Pendant ce temps, le pays avait beaucoup changé de sorte qu'il ne restait plus aux colons des Anciens Régimes que deux ou trois gros villages retranchés. On y vivait sur l'illusion que tout cela serait éternel et infrangible. La nation A plus la nation B plus Papa a raison.
Et ça changeait. C'est fou ce que ça changeait. Des villes entières changeaient de rythmes, de rites et de rires. Et pas nécessairement les plus petites.
Le monde était entré dans ce petit monde qui croyait régner pour mille ans alors qu'il tirait vraiment à sa fin.

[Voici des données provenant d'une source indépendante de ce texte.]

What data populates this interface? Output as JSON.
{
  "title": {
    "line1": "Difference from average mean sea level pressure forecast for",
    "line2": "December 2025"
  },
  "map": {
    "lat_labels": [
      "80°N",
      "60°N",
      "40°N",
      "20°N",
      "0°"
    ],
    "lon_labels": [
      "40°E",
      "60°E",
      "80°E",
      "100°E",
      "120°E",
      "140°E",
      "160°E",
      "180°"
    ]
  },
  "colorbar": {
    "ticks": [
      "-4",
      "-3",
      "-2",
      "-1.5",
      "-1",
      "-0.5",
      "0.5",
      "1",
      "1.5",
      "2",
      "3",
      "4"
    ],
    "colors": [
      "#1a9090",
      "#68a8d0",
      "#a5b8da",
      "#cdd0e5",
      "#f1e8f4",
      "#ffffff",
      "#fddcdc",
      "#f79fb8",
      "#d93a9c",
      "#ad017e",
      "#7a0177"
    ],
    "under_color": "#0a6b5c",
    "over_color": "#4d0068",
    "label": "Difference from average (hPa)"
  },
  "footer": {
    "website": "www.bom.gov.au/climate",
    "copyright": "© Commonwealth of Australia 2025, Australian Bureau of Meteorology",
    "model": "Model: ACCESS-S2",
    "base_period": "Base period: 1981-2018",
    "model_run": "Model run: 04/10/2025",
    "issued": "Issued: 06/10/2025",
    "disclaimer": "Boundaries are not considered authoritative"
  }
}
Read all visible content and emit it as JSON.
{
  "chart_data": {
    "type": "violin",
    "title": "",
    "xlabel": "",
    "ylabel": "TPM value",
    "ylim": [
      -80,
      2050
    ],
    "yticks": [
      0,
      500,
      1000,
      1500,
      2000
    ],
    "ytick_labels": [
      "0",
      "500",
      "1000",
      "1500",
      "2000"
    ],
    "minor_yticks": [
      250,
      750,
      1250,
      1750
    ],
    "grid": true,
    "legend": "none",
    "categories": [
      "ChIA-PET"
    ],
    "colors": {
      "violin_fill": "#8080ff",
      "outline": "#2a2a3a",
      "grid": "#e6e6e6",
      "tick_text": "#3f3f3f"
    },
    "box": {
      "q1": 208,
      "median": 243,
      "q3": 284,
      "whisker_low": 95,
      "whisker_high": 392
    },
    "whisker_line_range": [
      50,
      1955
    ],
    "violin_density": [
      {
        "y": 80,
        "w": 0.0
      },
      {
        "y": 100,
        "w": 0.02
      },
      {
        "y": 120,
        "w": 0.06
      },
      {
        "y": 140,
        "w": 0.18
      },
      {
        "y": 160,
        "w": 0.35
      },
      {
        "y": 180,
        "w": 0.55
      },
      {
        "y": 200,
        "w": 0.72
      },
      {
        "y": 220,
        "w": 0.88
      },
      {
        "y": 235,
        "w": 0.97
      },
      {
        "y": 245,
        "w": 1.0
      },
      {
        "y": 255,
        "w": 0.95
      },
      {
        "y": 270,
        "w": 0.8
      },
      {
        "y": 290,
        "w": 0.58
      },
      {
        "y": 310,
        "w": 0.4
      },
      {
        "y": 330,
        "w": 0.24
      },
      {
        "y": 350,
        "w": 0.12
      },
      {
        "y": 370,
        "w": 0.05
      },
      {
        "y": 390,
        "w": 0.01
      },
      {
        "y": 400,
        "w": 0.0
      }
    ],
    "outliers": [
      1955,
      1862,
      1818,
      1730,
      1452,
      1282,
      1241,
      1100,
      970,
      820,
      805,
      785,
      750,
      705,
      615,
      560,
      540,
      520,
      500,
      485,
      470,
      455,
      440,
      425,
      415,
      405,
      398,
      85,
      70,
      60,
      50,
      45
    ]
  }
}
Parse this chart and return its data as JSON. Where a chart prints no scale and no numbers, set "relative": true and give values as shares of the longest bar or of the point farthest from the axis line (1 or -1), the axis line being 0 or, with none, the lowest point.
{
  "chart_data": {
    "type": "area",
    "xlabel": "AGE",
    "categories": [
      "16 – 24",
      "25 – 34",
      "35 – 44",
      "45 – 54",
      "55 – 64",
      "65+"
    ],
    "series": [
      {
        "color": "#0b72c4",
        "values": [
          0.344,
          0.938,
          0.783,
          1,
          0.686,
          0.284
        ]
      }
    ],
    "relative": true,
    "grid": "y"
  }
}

Une conscience planétaire parcourait le globe. Quelque chose de plus fort que la police. De plus fort que la pensée drabe des fins finauds coloniaux des Anciens Régimes.
Et on allait vivre ça, le voir de notre vivant, l'écroulement de l'Empire, c'est-à-dire la renaissance de ce petit pays surréaliste.
C'était dans l'air. Dans le temps.
Il fallait prévoir l'imprévisible. Et ce n'était pas facile. Non, pas du tout.
Le monde avait changé. Mais pas ce monde-là, enfin pas tout à fait. La politique était en décalage total avec la société civile. C'est ce qui faisait de ce pays-là une caricature de petit pays colonial, en un temps où plus personne n'écoutait Papa a raison. Où tout le monde s'en calissait d'aplomb.
Un jour ou l'autre on allait se rendre compte que tout ce monde-là n'était plus qu'un mythe.